JSON Sanitizer/Soft Parse:

  • The Brain now includes an automated sanitizer that attempts to repair malformed JSON before it reaches the parser.

  • Automatically closes dangling braces ({}), terminates unclosed
    quotes, and strips out illegal Markdown code blocks (like “`json) that
    models sometimes include despite instructions.

  • What this means: If an LLM hits its token limit and cuts off
    mid-sentence, the Sanitizer will “soft close” the JSON, allowing the
    game to still extract the partial dialogue instead of rejecting the
    entire response. Or, if an LLM outputs an incorrect closing to its JSON,
    the Sanitzer corrects the output and allows the response to be
    corrected.

  • To toggle: select a Personica Brain Component and select Enable JSON Sanitizer.

Brute Force Regex Fallback:

As a last resort, the Brain can now bypass the JSON parser entirely using a regex-based extraction method.

  • If the JSON is so mangled that the Sanitizer cannot fix it, the
    Brain will scan the raw text for the dialog_line key (or your custom
    template key) and attempt to “brute force” the text out of the mess.
    What this means: Even if the model outputs 500 words of garbage, if
    there is a valid dialogue string anywhere in the response, the NPC will
    still speak it. Disabled by default.

  • To toggle: Select a Personica Brain Component and select Enable Regex Fallback.

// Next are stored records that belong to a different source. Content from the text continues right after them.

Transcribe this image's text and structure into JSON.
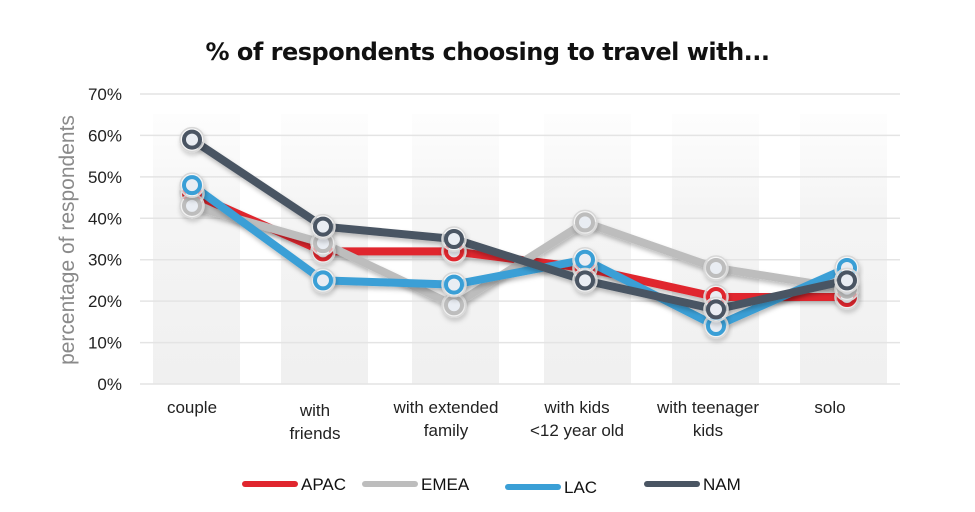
{
  "chart_data": {
    "type": "line",
    "title": "% of respondents choosing to travel with...",
    "xlabel": "",
    "ylabel": "percentage of respondents",
    "ylim": [
      0,
      70
    ],
    "yticks": [
      "0%",
      "10%",
      "20%",
      "30%",
      "40%",
      "50%",
      "60%",
      "70%"
    ],
    "grid": true,
    "legend_position": "bottom",
    "categories": [
      [
        "couple"
      ],
      [
        "with",
        "friends"
      ],
      [
        "with extended",
        "family"
      ],
      [
        "with kids",
        "<12 year old"
      ],
      [
        "with teenager",
        "kids"
      ],
      [
        "solo"
      ]
    ],
    "series": [
      {
        "name": "APAC",
        "color": "#e0262e",
        "values": [
          46,
          32,
          32,
          28,
          21,
          21
        ]
      },
      {
        "name": "EMEA",
        "color": "#bdbdbd",
        "values": [
          43,
          34,
          19,
          39,
          28,
          23
        ]
      },
      {
        "name": "LAC",
        "color": "#3a9fd6",
        "values": [
          48,
          25,
          24,
          30,
          14,
          28
        ]
      },
      {
        "name": "NAM",
        "color": "#4a5563",
        "values": [
          59,
          38,
          35,
          25,
          18,
          25
        ]
      }
    ]
  }
}
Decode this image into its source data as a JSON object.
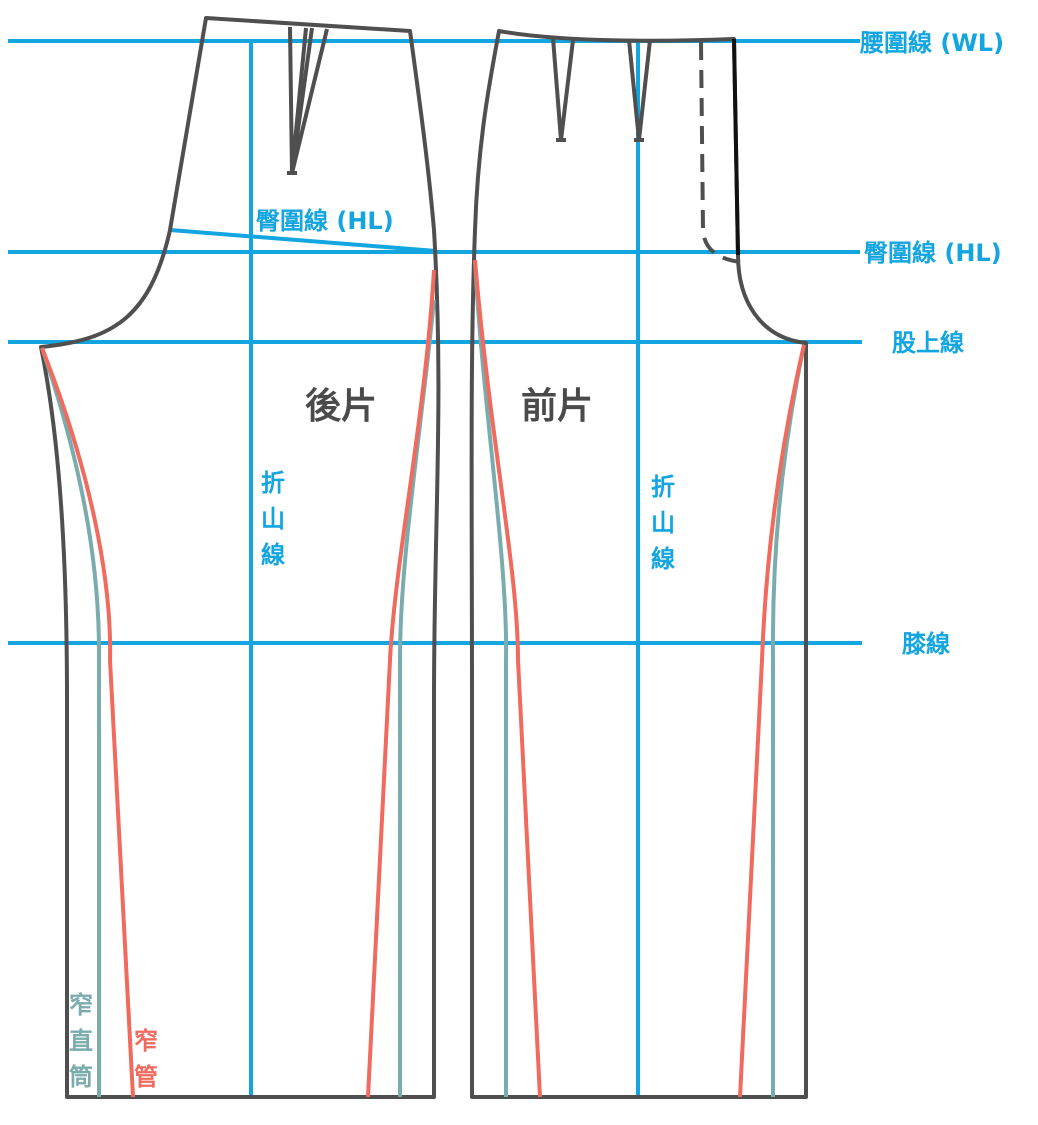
{
  "lines": {
    "waist": "腰圍線 (WL)",
    "hip_right": "臀圍線 (HL)",
    "hip_back": "臀圍線 (HL)",
    "crotch": "股上線",
    "knee": "膝線"
  },
  "pieces": {
    "back": "後片",
    "front": "前片"
  },
  "crease": {
    "back": [
      "折",
      "山",
      "線"
    ],
    "front": [
      "折",
      "山",
      "線"
    ]
  },
  "variants": {
    "slim_straight": [
      "窄",
      "直",
      "筒"
    ],
    "skinny": [
      "窄",
      "管"
    ]
  },
  "colors": {
    "guide": "#12a5e0",
    "outline": "#4f4f4f",
    "slim_straight": "#7aacad",
    "skinny": "#f06a5d"
  }
}
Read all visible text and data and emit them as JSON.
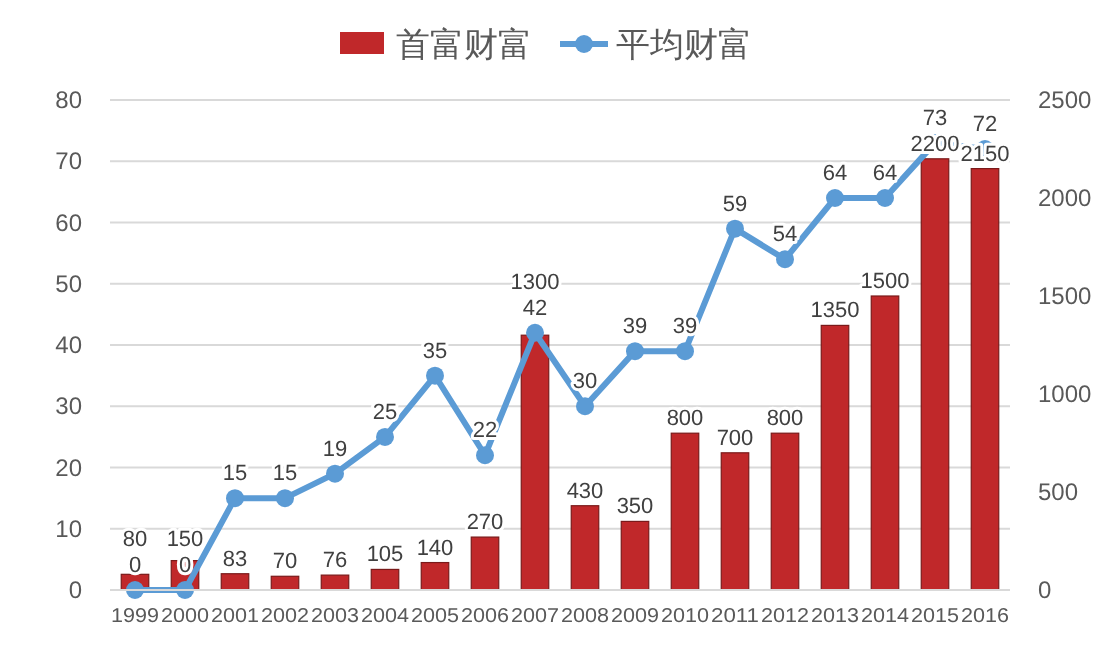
{
  "chart_data": {
    "type": "bar",
    "categories": [
      "1999",
      "2000",
      "2001",
      "2002",
      "2003",
      "2004",
      "2005",
      "2006",
      "2007",
      "2008",
      "2009",
      "2010",
      "2011",
      "2012",
      "2013",
      "2014",
      "2015",
      "2016"
    ],
    "series": [
      {
        "name": "首富财富",
        "axis": "y2",
        "color": "#c0282a",
        "values": [
          80,
          150,
          83,
          70,
          76,
          105,
          140,
          270,
          1300,
          430,
          350,
          800,
          700,
          800,
          1350,
          1500,
          2200,
          2150
        ]
      },
      {
        "name": "平均财富",
        "type": "line",
        "axis": "y",
        "color": "#5b9bd5",
        "marker": "circle",
        "values": [
          0,
          0,
          15,
          15,
          19,
          25,
          35,
          22,
          42,
          30,
          39,
          39,
          59,
          54,
          64,
          64,
          73,
          72
        ]
      }
    ],
    "ylim": [
      0,
      80
    ],
    "yticks": [
      0,
      10,
      20,
      30,
      40,
      50,
      60,
      70,
      80
    ],
    "y2lim": [
      0,
      2500
    ],
    "y2ticks": [
      0,
      500,
      1000,
      1500,
      2000,
      2500
    ],
    "grid": "y",
    "legend": "top",
    "data_labels": true
  }
}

Multi-NPC Stability Improvements

Significant improvements to the streaming pipeline when multiple NPCs generate responses simultaneously:

  • Global Generation IDs: All Brain Components now
    share a single monotonic ID counter, preventing ID collisions when
    multiple NPCs dispatch requests in the same frame

  • Sequence ID Guards: The LocalLLMManager’s full
    streaming pipeline (polling, chunk processing, completion) uses sequence
    IDs to prevent cross-contamination between NPC requests

  • Buffer Flush on Completion: When an HTTP stream
    completes, remaining buffered tokens are flushed immediately to the
    Brain’s DialogBuffer before the JSON parser runs, preventing
    partial-buffer parse failures

  • Spawn Stagger: Brains that auto-start on BeginPlay
    now stagger their initial requests using a sequential index, reducing
    the burst load on the local server

  • Cancel Safety: CancelGeneration now
    guards against clobbering a job that has already completed, preventing
    state corruption when snip timing overlaps with natural HTTP completion


Additional Changes

  • Live Monitor Enhancements: The Personica Debugger (SPersonicaDebugger) has been updated to track and display real-time, comma-separated readouts of the new StatusTags, IntegerStats, and StringMetadata dictionaries within the Traits foldout.

  • Llama.cpp updated to a more recent version (b8646).


Upgrade Notes

  • No breaking changes. All new features are additive. Existing projects compile and run without modification.

  • Concept Library is optional. Memory retrieval improves immediately from TF-IDF + stemming alone. Add a concept library when you want synonym awareness.

  • Context Actuator is opt-in. The context_mutations JSON field is only parsed if present. Existing prompt templates that don’t include it are unaffected.

  • **InventorySource is deprecated. Existing connections auto-migrate
    at runtime. Switch to RegisterContextSource() at your convenience. The
    {INVENTORY} tag continues to work through the dynamic tag resolver.